Studies indicate that, without the estate tax, charitable donations
and bequests would fall by $5 billion to $6 billion per year.
THE DEMOCRATS IN THE HOUSE AND THE SENATE HAVE PROPOSED A MORE
TARGETED, RESPONSIBLE APPROACH. The House and Senate Democrats both had
estate tax proposals that were more fiscally responsible and targeted towards
those who need relief most.
The House Democratic proposal ($22 billion) would take the majority
of the very few taxable small businesses and family farms off the estate tax
and provide a 20 percent reduction in estate tax rates.
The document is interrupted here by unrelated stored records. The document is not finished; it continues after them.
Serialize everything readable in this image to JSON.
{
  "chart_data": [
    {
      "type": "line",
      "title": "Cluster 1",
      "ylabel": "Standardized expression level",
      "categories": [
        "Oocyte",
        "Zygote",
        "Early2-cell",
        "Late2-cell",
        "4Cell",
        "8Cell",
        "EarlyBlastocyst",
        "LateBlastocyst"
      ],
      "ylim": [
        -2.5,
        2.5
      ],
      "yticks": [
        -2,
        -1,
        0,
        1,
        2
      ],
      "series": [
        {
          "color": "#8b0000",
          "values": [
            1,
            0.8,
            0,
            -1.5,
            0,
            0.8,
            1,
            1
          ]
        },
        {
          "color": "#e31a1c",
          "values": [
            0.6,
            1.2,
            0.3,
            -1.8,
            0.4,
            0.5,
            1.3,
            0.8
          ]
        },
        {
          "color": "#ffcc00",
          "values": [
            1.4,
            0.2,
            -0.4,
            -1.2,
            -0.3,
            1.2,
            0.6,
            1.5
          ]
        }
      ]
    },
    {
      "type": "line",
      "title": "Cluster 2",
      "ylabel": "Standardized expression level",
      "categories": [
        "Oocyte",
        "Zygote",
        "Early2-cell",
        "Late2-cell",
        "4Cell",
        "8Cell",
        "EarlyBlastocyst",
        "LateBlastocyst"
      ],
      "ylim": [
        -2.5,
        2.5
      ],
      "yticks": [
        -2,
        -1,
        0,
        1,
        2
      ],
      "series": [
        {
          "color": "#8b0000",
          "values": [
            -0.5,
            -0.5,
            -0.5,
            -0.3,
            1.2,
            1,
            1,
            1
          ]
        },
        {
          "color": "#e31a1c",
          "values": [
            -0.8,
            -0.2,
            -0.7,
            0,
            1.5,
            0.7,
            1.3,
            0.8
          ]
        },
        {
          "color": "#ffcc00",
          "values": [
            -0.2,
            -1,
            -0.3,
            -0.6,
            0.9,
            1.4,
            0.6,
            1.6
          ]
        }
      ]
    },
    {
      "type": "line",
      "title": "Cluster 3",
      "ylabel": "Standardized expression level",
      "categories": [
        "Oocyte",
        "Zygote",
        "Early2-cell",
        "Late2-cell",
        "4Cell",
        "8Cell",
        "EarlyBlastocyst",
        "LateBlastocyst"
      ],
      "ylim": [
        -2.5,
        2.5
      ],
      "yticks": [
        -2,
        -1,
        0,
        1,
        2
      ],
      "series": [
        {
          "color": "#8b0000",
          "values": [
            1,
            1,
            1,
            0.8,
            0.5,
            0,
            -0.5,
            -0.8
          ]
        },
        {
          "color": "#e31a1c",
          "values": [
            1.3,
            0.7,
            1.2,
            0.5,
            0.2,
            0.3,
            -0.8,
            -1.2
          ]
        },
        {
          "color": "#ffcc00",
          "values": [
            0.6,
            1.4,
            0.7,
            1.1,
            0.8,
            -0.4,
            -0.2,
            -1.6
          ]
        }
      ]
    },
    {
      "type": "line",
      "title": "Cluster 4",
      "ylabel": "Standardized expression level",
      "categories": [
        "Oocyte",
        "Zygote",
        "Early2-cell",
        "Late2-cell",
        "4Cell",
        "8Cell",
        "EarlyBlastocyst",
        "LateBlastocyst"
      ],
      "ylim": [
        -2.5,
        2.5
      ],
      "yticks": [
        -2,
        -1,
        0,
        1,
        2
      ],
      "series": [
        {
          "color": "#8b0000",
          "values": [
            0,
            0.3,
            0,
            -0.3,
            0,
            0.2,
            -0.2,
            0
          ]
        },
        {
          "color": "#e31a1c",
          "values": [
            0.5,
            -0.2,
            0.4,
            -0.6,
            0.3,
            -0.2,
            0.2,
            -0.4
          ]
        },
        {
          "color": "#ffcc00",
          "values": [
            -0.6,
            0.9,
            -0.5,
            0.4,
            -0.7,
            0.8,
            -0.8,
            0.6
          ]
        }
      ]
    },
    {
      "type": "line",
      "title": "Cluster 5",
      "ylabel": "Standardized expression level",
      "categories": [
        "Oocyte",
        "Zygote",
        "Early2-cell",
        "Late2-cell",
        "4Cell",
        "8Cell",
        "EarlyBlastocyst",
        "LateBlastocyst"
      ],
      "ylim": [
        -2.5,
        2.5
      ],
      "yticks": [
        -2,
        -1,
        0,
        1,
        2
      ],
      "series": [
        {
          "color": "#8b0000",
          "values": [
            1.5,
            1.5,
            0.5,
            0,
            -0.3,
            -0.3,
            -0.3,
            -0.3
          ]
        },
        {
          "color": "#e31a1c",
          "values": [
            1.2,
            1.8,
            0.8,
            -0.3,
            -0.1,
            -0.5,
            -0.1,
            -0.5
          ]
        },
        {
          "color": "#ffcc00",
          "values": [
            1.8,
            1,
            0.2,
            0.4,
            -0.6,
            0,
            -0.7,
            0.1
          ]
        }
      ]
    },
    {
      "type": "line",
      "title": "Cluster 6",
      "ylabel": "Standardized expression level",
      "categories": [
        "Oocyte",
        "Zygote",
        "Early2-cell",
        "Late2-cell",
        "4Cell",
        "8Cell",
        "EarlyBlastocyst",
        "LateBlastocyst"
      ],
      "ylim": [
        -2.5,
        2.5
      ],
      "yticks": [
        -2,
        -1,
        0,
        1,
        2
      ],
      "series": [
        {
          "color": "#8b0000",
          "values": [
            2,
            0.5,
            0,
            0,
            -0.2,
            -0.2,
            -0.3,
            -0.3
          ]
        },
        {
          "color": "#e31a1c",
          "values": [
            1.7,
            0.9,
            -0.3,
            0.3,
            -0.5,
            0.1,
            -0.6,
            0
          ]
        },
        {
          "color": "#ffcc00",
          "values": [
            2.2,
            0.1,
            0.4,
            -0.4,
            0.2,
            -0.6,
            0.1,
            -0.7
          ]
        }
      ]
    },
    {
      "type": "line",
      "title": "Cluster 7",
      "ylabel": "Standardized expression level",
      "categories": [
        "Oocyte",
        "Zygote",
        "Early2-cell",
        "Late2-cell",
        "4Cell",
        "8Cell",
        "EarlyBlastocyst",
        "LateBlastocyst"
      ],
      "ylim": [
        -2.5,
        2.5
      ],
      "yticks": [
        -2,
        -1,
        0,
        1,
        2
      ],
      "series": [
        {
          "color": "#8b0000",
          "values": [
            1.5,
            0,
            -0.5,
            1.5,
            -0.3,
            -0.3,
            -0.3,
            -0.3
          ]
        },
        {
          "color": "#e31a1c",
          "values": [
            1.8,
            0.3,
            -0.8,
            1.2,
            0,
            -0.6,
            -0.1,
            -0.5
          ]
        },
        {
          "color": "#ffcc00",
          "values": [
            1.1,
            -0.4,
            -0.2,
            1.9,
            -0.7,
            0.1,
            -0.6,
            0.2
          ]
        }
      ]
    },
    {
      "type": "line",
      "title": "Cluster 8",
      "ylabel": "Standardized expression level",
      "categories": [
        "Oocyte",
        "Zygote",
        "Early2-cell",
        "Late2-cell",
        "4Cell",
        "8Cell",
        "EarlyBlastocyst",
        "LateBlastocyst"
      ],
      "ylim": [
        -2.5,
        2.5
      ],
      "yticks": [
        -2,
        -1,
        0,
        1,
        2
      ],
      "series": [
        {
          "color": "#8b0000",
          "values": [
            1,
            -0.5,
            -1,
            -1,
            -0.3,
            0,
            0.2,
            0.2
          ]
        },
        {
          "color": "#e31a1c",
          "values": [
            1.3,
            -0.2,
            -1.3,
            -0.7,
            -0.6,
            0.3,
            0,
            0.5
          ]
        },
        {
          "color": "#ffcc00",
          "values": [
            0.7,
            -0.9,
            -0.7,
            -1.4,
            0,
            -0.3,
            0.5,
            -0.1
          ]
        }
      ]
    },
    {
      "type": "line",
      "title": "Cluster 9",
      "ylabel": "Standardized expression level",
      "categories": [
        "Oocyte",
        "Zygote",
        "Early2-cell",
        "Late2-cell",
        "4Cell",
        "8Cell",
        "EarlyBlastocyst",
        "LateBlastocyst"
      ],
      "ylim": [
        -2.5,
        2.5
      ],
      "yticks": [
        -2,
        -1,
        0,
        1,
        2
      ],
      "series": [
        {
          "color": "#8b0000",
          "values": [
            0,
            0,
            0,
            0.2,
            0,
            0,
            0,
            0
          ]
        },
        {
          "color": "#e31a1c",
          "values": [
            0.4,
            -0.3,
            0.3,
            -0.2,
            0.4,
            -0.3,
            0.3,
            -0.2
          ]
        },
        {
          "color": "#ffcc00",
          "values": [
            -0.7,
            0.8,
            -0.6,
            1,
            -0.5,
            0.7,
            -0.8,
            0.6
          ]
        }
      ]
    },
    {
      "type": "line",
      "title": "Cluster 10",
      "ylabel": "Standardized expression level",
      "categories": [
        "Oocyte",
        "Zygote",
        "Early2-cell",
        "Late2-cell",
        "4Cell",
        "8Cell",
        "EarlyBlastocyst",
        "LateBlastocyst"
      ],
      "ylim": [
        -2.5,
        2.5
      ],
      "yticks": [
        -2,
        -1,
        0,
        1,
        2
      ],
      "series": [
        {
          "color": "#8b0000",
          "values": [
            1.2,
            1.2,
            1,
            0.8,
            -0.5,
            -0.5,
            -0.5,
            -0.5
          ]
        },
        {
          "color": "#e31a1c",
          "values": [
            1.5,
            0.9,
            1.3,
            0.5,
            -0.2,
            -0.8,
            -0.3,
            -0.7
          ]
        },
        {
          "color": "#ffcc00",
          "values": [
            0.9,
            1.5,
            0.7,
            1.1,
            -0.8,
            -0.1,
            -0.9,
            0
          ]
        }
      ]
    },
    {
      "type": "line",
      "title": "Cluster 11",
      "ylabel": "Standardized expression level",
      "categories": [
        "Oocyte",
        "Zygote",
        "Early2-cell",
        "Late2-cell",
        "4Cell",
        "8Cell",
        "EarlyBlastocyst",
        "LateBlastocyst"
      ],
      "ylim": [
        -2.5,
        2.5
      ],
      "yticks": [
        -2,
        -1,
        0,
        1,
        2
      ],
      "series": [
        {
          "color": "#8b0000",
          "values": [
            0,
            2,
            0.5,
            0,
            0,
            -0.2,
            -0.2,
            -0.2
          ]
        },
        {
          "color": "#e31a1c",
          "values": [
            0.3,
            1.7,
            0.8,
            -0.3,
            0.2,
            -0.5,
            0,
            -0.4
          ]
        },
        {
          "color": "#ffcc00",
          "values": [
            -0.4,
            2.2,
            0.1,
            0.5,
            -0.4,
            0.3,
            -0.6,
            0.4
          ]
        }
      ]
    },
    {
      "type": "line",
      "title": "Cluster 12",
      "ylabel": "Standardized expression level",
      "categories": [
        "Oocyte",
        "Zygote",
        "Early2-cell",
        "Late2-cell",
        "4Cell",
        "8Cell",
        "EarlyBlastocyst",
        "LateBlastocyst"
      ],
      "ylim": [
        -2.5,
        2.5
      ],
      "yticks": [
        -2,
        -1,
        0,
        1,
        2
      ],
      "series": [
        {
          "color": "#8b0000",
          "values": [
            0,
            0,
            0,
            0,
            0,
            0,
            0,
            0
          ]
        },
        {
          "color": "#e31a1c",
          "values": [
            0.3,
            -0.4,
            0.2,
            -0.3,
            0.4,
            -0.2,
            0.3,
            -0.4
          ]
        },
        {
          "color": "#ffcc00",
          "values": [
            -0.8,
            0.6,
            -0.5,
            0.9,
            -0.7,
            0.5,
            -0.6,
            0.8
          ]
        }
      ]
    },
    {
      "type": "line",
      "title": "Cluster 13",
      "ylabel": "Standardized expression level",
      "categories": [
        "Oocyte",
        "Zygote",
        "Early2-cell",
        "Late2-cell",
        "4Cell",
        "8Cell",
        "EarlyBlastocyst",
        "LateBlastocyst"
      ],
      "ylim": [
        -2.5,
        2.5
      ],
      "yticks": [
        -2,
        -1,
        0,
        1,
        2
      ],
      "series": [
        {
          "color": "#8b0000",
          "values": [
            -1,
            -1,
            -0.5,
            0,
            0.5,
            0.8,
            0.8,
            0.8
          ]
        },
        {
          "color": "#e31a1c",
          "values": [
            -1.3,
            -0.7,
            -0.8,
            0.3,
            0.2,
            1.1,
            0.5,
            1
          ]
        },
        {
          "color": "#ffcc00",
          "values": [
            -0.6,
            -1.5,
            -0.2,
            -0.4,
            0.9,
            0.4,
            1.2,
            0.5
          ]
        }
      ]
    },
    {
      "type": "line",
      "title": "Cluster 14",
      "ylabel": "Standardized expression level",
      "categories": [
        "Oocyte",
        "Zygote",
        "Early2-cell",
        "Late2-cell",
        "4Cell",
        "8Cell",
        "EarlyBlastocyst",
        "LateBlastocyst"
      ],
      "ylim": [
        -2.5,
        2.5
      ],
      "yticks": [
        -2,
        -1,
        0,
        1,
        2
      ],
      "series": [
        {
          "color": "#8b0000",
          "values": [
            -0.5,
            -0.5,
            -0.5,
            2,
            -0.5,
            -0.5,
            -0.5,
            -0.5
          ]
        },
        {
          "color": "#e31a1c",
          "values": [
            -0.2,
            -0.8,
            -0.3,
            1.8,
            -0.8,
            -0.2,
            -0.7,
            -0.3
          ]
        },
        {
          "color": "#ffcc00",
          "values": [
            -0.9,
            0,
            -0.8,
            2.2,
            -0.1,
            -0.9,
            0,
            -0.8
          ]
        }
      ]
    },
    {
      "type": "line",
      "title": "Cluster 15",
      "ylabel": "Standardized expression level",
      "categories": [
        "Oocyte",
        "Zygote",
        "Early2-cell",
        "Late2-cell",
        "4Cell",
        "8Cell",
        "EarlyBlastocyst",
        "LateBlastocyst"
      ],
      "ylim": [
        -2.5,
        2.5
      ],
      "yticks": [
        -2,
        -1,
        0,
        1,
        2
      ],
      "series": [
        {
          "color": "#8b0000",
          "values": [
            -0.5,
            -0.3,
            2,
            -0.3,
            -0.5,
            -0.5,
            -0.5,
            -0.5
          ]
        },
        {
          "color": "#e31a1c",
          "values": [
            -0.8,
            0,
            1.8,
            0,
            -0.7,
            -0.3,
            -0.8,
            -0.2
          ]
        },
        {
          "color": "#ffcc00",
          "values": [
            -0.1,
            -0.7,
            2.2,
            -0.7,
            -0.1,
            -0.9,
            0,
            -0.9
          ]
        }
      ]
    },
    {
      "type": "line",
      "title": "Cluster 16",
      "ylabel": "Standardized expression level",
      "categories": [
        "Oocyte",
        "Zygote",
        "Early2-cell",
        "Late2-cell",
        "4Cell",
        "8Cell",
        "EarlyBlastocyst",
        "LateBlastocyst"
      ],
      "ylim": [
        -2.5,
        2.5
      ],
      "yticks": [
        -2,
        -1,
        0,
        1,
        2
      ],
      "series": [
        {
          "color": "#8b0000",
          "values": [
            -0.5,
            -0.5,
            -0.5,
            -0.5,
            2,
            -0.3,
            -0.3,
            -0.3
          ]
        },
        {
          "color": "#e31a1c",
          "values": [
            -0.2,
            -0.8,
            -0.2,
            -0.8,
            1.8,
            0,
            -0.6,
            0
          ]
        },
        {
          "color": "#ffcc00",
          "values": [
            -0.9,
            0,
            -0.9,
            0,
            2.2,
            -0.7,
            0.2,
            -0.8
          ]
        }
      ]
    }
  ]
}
The Senate Democratic proposal ($60 billion) would eliminate estate
taxes for two-thirds of the people currently paying it and for virtually all
small businesses and family farms. Fully phased in, it is only one-fifth the
cost of repeal.
Both the House and Senate Democrats would have provided most of their
estate tax relief immediately. That means that most small businesses and family
farms would have their estate taxes eliminated immediately under the Democratic
alternatives, while they would have to wait until 2010 for estate tax repeal
under the Republican plan.
In 1997, President Clinton worked with Congress on a bipartisan basis
that exempted many farms and small businesses from tax. The President proposed
and Congress also passed an important provision allowing small businesses and
family farms to pay their estate taxes over 14 years at below-market interest
rates.
CONGRESS HAS FAILED TO ACT ON AMERICA'S PRIORITIES: At the
same time, the Republican Congress has failed to act on crucial priorities for
the American people:
They have not moved forward on a minimum wage increase that would
benefit more than ten million workers.
They have not moved forward on an affordable Medicare prescription
drug benefit that, when fully phased in, would cost substantially less than
repealing the estate tax but benefit more than 40 million Americans.
And they have not acted on tax cuts that address priorities like
making college more affordable, helping families pay for child care and
long-term care, encouraging retirement savings, or expanding the Earned Income
Tax Credit to reduce poverty among families with three or more children.